Voor wat betreft de lopende verzoeken is een verschil waarneembaar ten opzichte van de omschrijving zoals weergegeven onder punt 1. De reden daarvan is dat zowel het beleid ten aanzien van het hergebruik van agrarische gebouwen als het beleid gericht op het stichten van landgoederen beleidsdoelstellingen nastreeft die voor Epe belangrijk zijn en bijdragen aan de kwaliteit van het buitengebied. In de afweging van de prioriteiten hechten wij hieraan meer waarde dan aan woningbouw op locaties waar niet direct een maatschappelijk belang mee gemoeid is.

 

3. Bij de herstructurering van wijken is het uitgangspunt dat het aantal woningen wordt teruggebouwd dat is gesloopt.

 

Motivering

Bij de herstructurering van wijken is veelal het uitgangspunt dat een corporatie 30% meer terugbouwt dan is gesloopt (een factor van 1,3).
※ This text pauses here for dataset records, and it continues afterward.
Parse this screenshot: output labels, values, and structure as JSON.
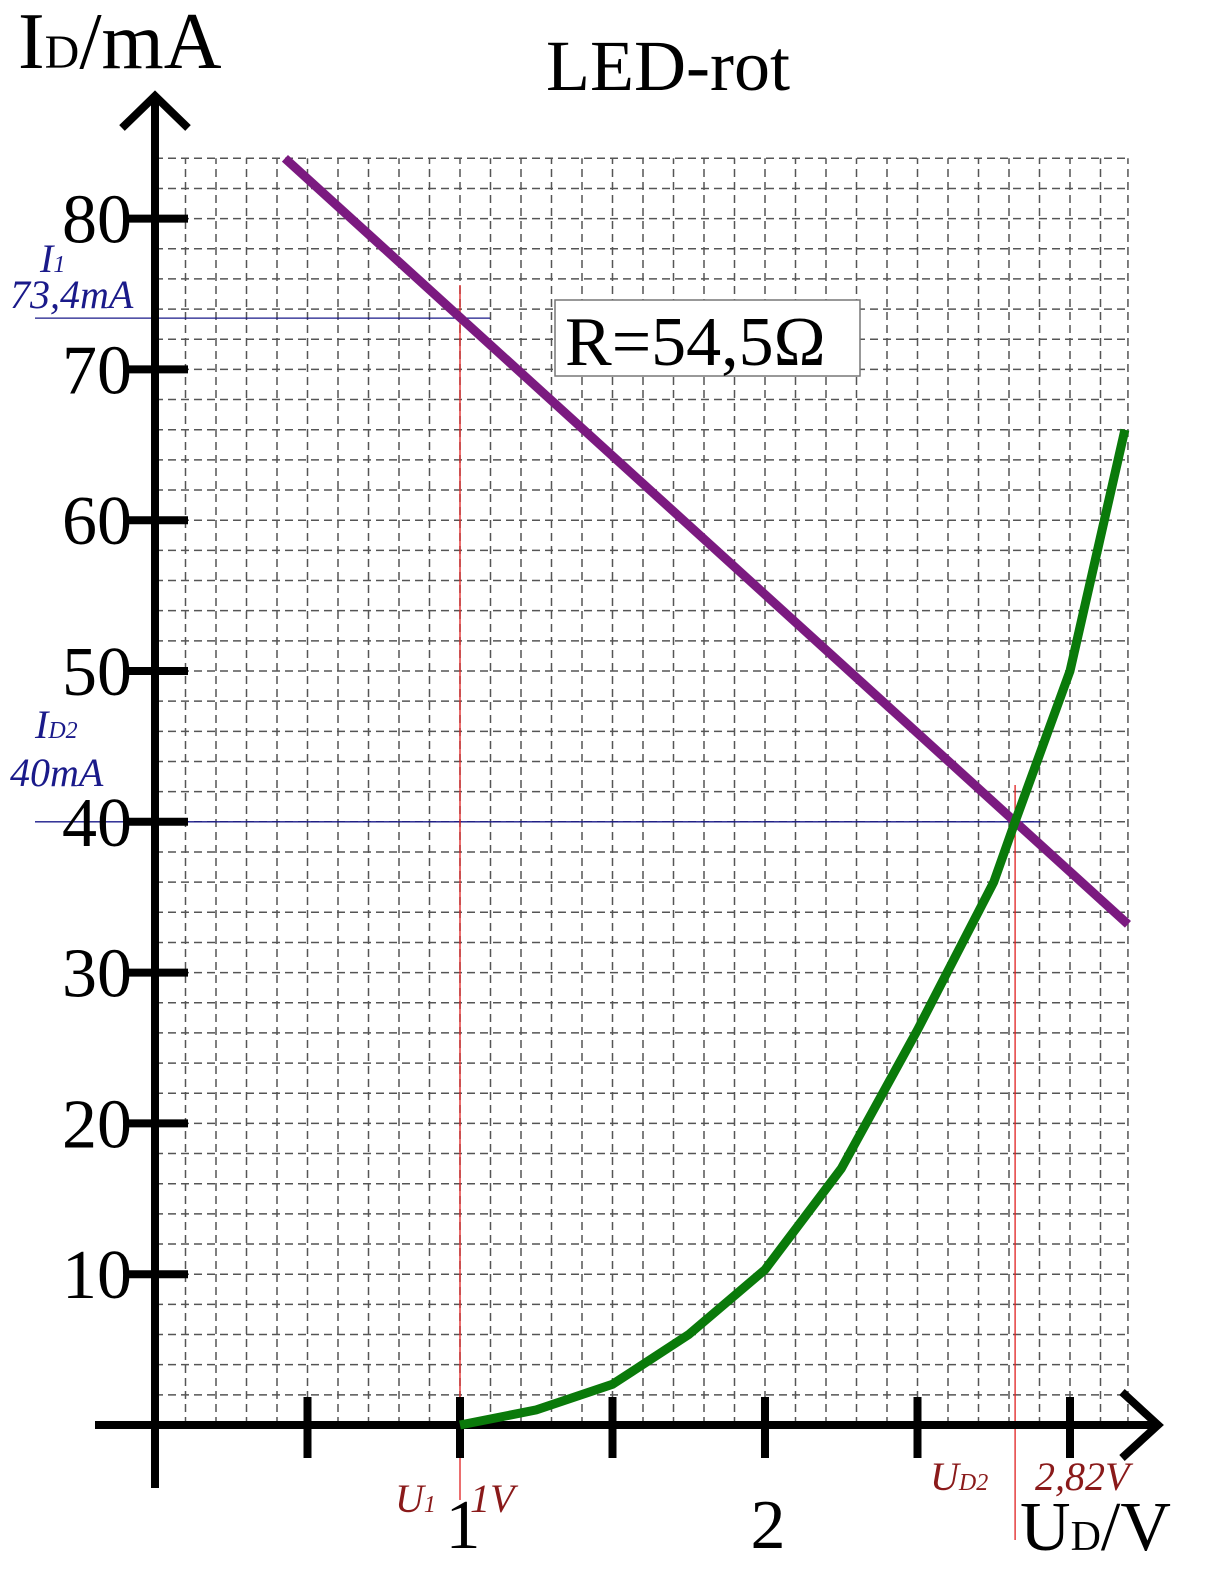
{
  "chart_data": {
    "type": "line",
    "title": "LED-rot",
    "y_label": [
      "I",
      "D",
      "/mA"
    ],
    "x_label": [
      "U",
      "D",
      "/V"
    ],
    "xlim": [
      0,
      3.19
    ],
    "ylim": [
      0,
      84
    ],
    "xticks": [
      1,
      2
    ],
    "x_minor_ticks": [
      0.5,
      1.5,
      2.5,
      3
    ],
    "yticks": [
      10,
      20,
      30,
      40,
      50,
      60,
      70,
      80
    ],
    "grid": true,
    "grid_x_step": 0.1,
    "grid_y_step": 2,
    "series": [
      {
        "name": "R=54,5Ω",
        "color": "#7b1a80",
        "x": [
          0.426,
          3.19
        ],
        "values": [
          84,
          33.2
        ]
      },
      {
        "name": "LED-rot",
        "color": "#0a7a0a",
        "x": [
          1,
          1.25,
          1.5,
          1.75,
          2,
          2.25,
          2.5,
          2.75,
          2.82,
          3,
          3.18
        ],
        "values": [
          0,
          1,
          2.7,
          6,
          10.3,
          17,
          26.2,
          36,
          40,
          50,
          66
        ]
      }
    ],
    "annotations": [
      {
        "axis": "y",
        "value": 73.4,
        "name": [
          "I",
          "1"
        ],
        "label": "73,4mA",
        "color": "#1a1a8a"
      },
      {
        "axis": "y",
        "value": 40,
        "name": [
          "I",
          "D2"
        ],
        "label": "40mA",
        "color": "#1a1a8a"
      },
      {
        "axis": "x",
        "value": 1,
        "name": [
          "U",
          "1"
        ],
        "label": "1V",
        "color": "#8a1a1a"
      },
      {
        "axis": "x",
        "value": 2.82,
        "name": [
          "U",
          "D2"
        ],
        "label": "2,82V",
        "color": "#8a1a1a"
      }
    ]
  }
}
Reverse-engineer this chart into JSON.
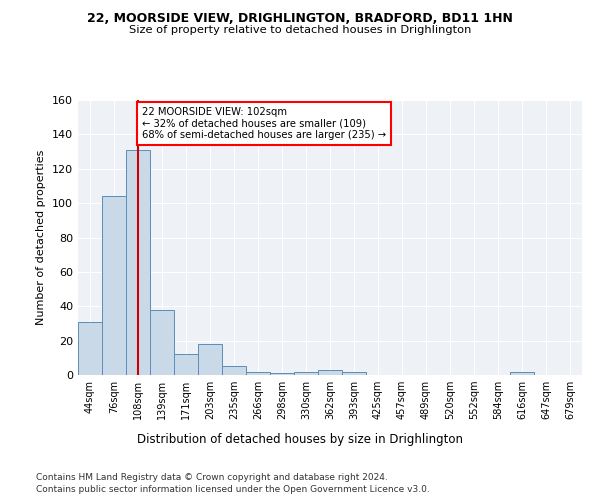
{
  "title_line1": "22, MOORSIDE VIEW, DRIGHLINGTON, BRADFORD, BD11 1HN",
  "title_line2": "Size of property relative to detached houses in Drighlington",
  "xlabel": "Distribution of detached houses by size in Drighlington",
  "ylabel": "Number of detached properties",
  "bar_color": "#c9d9e8",
  "bar_edge_color": "#5b8db8",
  "background_color": "#eef2f7",
  "categories": [
    "44sqm",
    "76sqm",
    "108sqm",
    "139sqm",
    "171sqm",
    "203sqm",
    "235sqm",
    "266sqm",
    "298sqm",
    "330sqm",
    "362sqm",
    "393sqm",
    "425sqm",
    "457sqm",
    "489sqm",
    "520sqm",
    "552sqm",
    "584sqm",
    "616sqm",
    "647sqm",
    "679sqm"
  ],
  "values": [
    31,
    104,
    131,
    38,
    12,
    18,
    5,
    2,
    1,
    2,
    3,
    2,
    0,
    0,
    0,
    0,
    0,
    0,
    2,
    0,
    0
  ],
  "ylim": [
    0,
    160
  ],
  "yticks": [
    0,
    20,
    40,
    60,
    80,
    100,
    120,
    140,
    160
  ],
  "red_line_x": 2.0,
  "annotation_text": "22 MOORSIDE VIEW: 102sqm\n← 32% of detached houses are smaller (109)\n68% of semi-detached houses are larger (235) →",
  "annotation_box_color": "white",
  "annotation_box_edge": "red",
  "red_line_color": "#cc0000",
  "footnote_line1": "Contains HM Land Registry data © Crown copyright and database right 2024.",
  "footnote_line2": "Contains public sector information licensed under the Open Government Licence v3.0."
}
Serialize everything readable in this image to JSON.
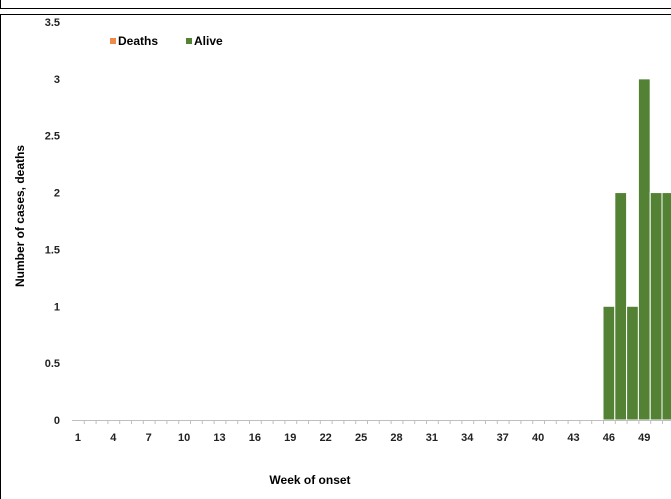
{
  "chart_data": {
    "type": "bar",
    "stacked": true,
    "title": "",
    "xlabel": "Week of onset",
    "ylabel": "Number of cases, deaths",
    "ylim": [
      0,
      3.5
    ],
    "y_ticks": [
      "0",
      "0.5",
      "1",
      "1.5",
      "2",
      "2.5",
      "3",
      "3.5"
    ],
    "x_tick_labels": [
      "1",
      "4",
      "7",
      "10",
      "13",
      "16",
      "19",
      "22",
      "25",
      "28",
      "31",
      "34",
      "37",
      "40",
      "43",
      "46",
      "49"
    ],
    "categories": [
      "1",
      "2",
      "3",
      "4",
      "5",
      "6",
      "7",
      "8",
      "9",
      "10",
      "11",
      "12",
      "13",
      "14",
      "15",
      "16",
      "17",
      "18",
      "19",
      "20",
      "21",
      "22",
      "23",
      "24",
      "25",
      "26",
      "27",
      "28",
      "29",
      "30",
      "31",
      "32",
      "33",
      "34",
      "35",
      "36",
      "37",
      "38",
      "39",
      "40",
      "41",
      "42",
      "43",
      "44",
      "45",
      "46",
      "47",
      "48",
      "49",
      "50",
      "51"
    ],
    "series": [
      {
        "name": "Deaths",
        "color": "#f08a4b",
        "values": [
          0,
          0,
          0,
          0,
          0,
          0,
          0,
          0,
          0,
          0,
          0,
          0,
          0,
          0,
          0,
          0,
          0,
          0,
          0,
          0,
          0,
          0,
          0,
          0,
          0,
          0,
          0,
          0,
          0,
          0,
          0,
          0,
          0,
          0,
          0,
          0,
          0,
          0,
          0,
          0,
          0,
          0,
          0,
          0,
          0,
          0,
          0,
          0,
          0,
          0,
          0
        ]
      },
      {
        "name": "Alive",
        "color": "#548235",
        "values": [
          0,
          0,
          0,
          0,
          0,
          0,
          0,
          0,
          0,
          0,
          0,
          0,
          0,
          0,
          0,
          0,
          0,
          0,
          0,
          0,
          0,
          0,
          0,
          0,
          0,
          0,
          0,
          0,
          0,
          0,
          0,
          0,
          0,
          0,
          0,
          0,
          0,
          0,
          0,
          0,
          0,
          0,
          0,
          0,
          0,
          1,
          2,
          1,
          3,
          2,
          2
        ]
      }
    ],
    "legend": "top-left",
    "grid": false
  }
}
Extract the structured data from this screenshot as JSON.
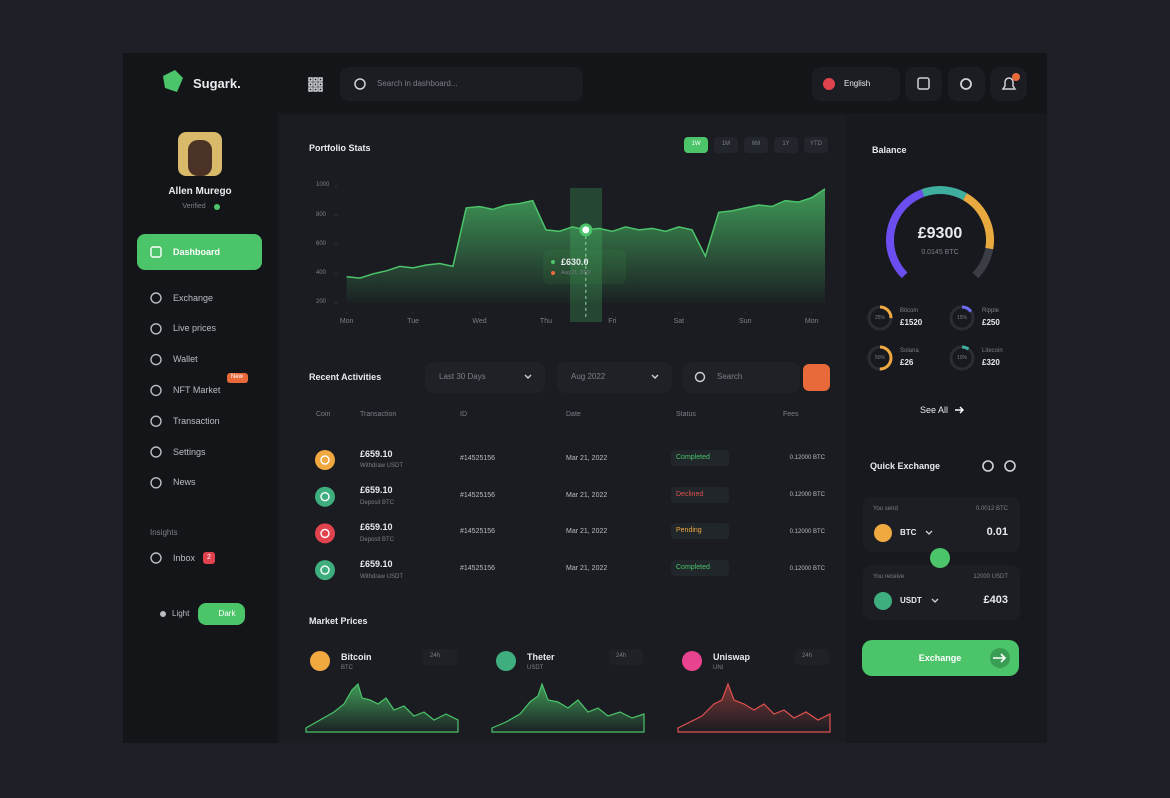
{
  "topbar": {
    "brand": "Sugark.",
    "search_placeholder": "Search in dashboard...",
    "language": "English"
  },
  "profile": {
    "name": "Allen Murego",
    "status": "Verified"
  },
  "sidebar": {
    "active": "Dashboard",
    "items": [
      "Exchange",
      "Live prices",
      "Wallet",
      "NFT Market",
      "Transaction",
      "Settings",
      "News"
    ],
    "badge": "New",
    "section": "Insights",
    "inbox": "Inbox",
    "inbox_count": "2",
    "theme_light": "Light",
    "theme_dark": "Dark"
  },
  "portfolio": {
    "title": "Portfolio Stats",
    "ranges": [
      "1W",
      "1M",
      "6M",
      "1Y",
      "YTD"
    ],
    "chart": {
      "type": "area",
      "color": "#4cc46a",
      "x": [
        0,
        0.2,
        0.4,
        0.6,
        0.8,
        1,
        1.2,
        1.4,
        1.6,
        1.8,
        2,
        2.2,
        2.4,
        2.6,
        2.8,
        3,
        3.2,
        3.4,
        3.6,
        3.8,
        4,
        4.2,
        4.4,
        4.6,
        4.8,
        5,
        5.2,
        5.4,
        5.6,
        5.8,
        6,
        6.2,
        6.4,
        6.6,
        6.8,
        7,
        7.2
      ],
      "values": [
        380,
        370,
        400,
        420,
        450,
        440,
        460,
        470,
        450,
        850,
        860,
        840,
        870,
        880,
        900,
        700,
        690,
        720,
        700,
        710,
        690,
        720,
        700,
        710,
        690,
        720,
        700,
        520,
        820,
        830,
        850,
        870,
        860,
        900,
        890,
        920,
        980
      ],
      "xlim": [
        -0.1,
        7.2
      ],
      "ylim": [
        200,
        1000
      ],
      "yticks": [
        1000,
        800,
        600,
        400,
        200
      ],
      "xticks": [
        {
          "value": 0,
          "label": "Mon"
        },
        {
          "value": 1,
          "label": "Tue"
        },
        {
          "value": 2,
          "label": "Wed"
        },
        {
          "value": 3,
          "label": "Thu"
        },
        {
          "value": 4,
          "label": "Fri"
        },
        {
          "value": 5,
          "label": "Sat"
        },
        {
          "value": 6,
          "label": "Sun"
        },
        {
          "value": 7,
          "label": "Mon"
        }
      ]
    },
    "tooltip": {
      "value": "£630.0",
      "date": "Aug 21, 2022"
    }
  },
  "activities": {
    "title": "Recent Activities",
    "filters": [
      "Last 30 Days",
      "Aug 2022"
    ],
    "search": "Search",
    "columns": [
      "Coin",
      "Transaction",
      "ID",
      "Date",
      "Status",
      "Fees"
    ],
    "rows": [
      {
        "coin_color": "#f0a940",
        "amount": "£659.10",
        "type": "Withdraw USDT",
        "id": "#14525156",
        "date": "Mar 21, 2022",
        "status": "Completed",
        "status_color": "#4cc46a",
        "fee": "0.12000 BTC"
      },
      {
        "coin_color": "#3fae7f",
        "amount": "£659.10",
        "type": "Deposit BTC",
        "id": "#14525156",
        "date": "Mar 21, 2022",
        "status": "Declined",
        "status_color": "#e0524f",
        "fee": "0.12000 BTC"
      },
      {
        "coin_color": "#e0434e",
        "amount": "£659.10",
        "type": "Deposit BTC",
        "id": "#14525156",
        "date": "Mar 21, 2022",
        "status": "Pending",
        "status_color": "#f0a940",
        "fee": "0.12000 BTC"
      },
      {
        "coin_color": "#3fae7f",
        "amount": "£659.10",
        "type": "Withdraw USDT",
        "id": "#14525156",
        "date": "Mar 21, 2022",
        "status": "Completed",
        "status_color": "#4cc46a",
        "fee": "0.12000 BTC"
      }
    ]
  },
  "market": {
    "title": "Market Prices",
    "coins": [
      {
        "name": "Bitcoin",
        "symbol": "BTC",
        "range": "24h",
        "color": "#f0a940"
      },
      {
        "name": "Theter",
        "symbol": "USDT",
        "range": "24h",
        "color": "#3fae7f"
      },
      {
        "name": "Uniswap",
        "symbol": "UNI",
        "range": "24h",
        "color": "#e8438e"
      }
    ]
  },
  "balance": {
    "title": "Balance",
    "amount": "£9300",
    "sub": "0.0145 BTC",
    "see_all": "See All",
    "assets": [
      {
        "name": "Bitcoin",
        "value": "£1520",
        "share": 25,
        "share_label": "25%",
        "color": "#f0a940"
      },
      {
        "name": "Ripple",
        "value": "£250",
        "share": 15,
        "share_label": "15%",
        "color": "#6c6cf0"
      },
      {
        "name": "Solana",
        "value": "£26",
        "share": 50,
        "share_label": "50%",
        "color": "#f0a940"
      },
      {
        "name": "Litecoin",
        "value": "£320",
        "share": 10,
        "share_label": "10%",
        "color": "#3fae9f"
      }
    ]
  },
  "exchange": {
    "title": "Quick Exchange",
    "button": "Exchange",
    "send": {
      "label": "You send",
      "balance": "0.0012 BTC",
      "coin": "BTC",
      "amount": "0.01",
      "color": "#f0a940"
    },
    "receive": {
      "label": "You receive",
      "balance": "12000 USDT",
      "coin": "USDT",
      "amount": "£403",
      "color": "#3fae7f"
    }
  }
}
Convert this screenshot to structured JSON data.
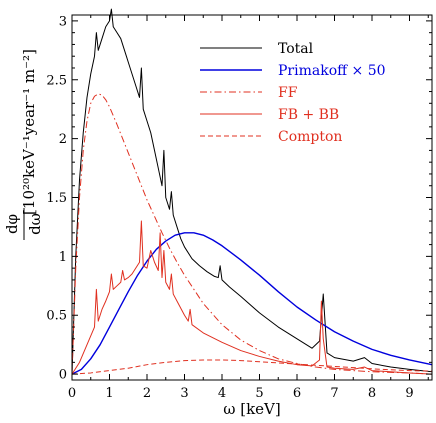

Op het moment dat dit consequent wordt toegepast neemt het aantal woningen fors toe. Dit heeft zijn weerslag op de totale plancapaciteit en dus direct gevolgen voor de regionale woningbouwprogrammering en de lokale afwegingen daarin. Gelet hierop dient ook het aantal woningen dat tijdens een herstructureringsoperatie wordt gerealiseerd kritisch tegen het licht te worden gehouden. Woningbouw betreft naar onze mening een gezamenlijke verantwoordelijkheid van overheid, corporaties en markt. Dit geldt niet alleen in tijden van voorspoed, maar geldt ook als het tegenzit op de woningmarkt en keuzes moeten worden gemaakt.

 

Het vorenstaande betekent niet dat per plan het te slopen aantal woningen altijd gelijk moet zijn met het aantal nieuw toe te voegen woningen. In de praktijk wordt de streeffactor van 1,3 ook niet altijd gehaald. De omstandigheden en het stedenbouwkundig concept bepalen veelal het aantal woningen dat wordt teruggebouwd. Maatwerk is hierbij opnieuw het sleutelwoord. Belangrijk is dan ook met de corporatie afspraken te maken met een lang tijdsverloop (zijnde de KWP3-periode t/m 2019) en waarin meerdere wijken worden betrokken. Uitgangspunt daarbij is dat het eindresultaat aanvaardbaar is en het totaal aan te slopen woningen in balans is met het aantal woningen dat wordt teruggebouwd.

 

4. Slot

Het vorenstaand beleid geeft richting en kaders aan waarbinnen initiatieven om woningbouw worden beoordeeld. Voor zover initiatieven niet direct geschaard kunnen worden onder één van de uitgangspunten van dit beleid, worden dergelijke initiatieven wel in de lijn daarvan beoordeeld.

 

Op grond van artikel 4:84 van de Algemene wet bestuursrecht behouden het college van burgemeester en/of de gemeenteraad de bevoegdheid van voornoemd beleid af te wijken als het handelen overeenkomstig onderhavige beleidsregel gevolgen teweegbrengt die wegens bijzondere omstandigheden onevenredig zijn in verhouding tot de met de beleidsregel te dienen doelen.

 

5. Bekendmaking

 

De beleidsregel ‘Nieuwe kaders woningbouwinitiatieven gemeente Epe 2011’ Epe treedt in werking op de dag na de dag dat zij in het Veluws Nieuws is bekendgemaakt.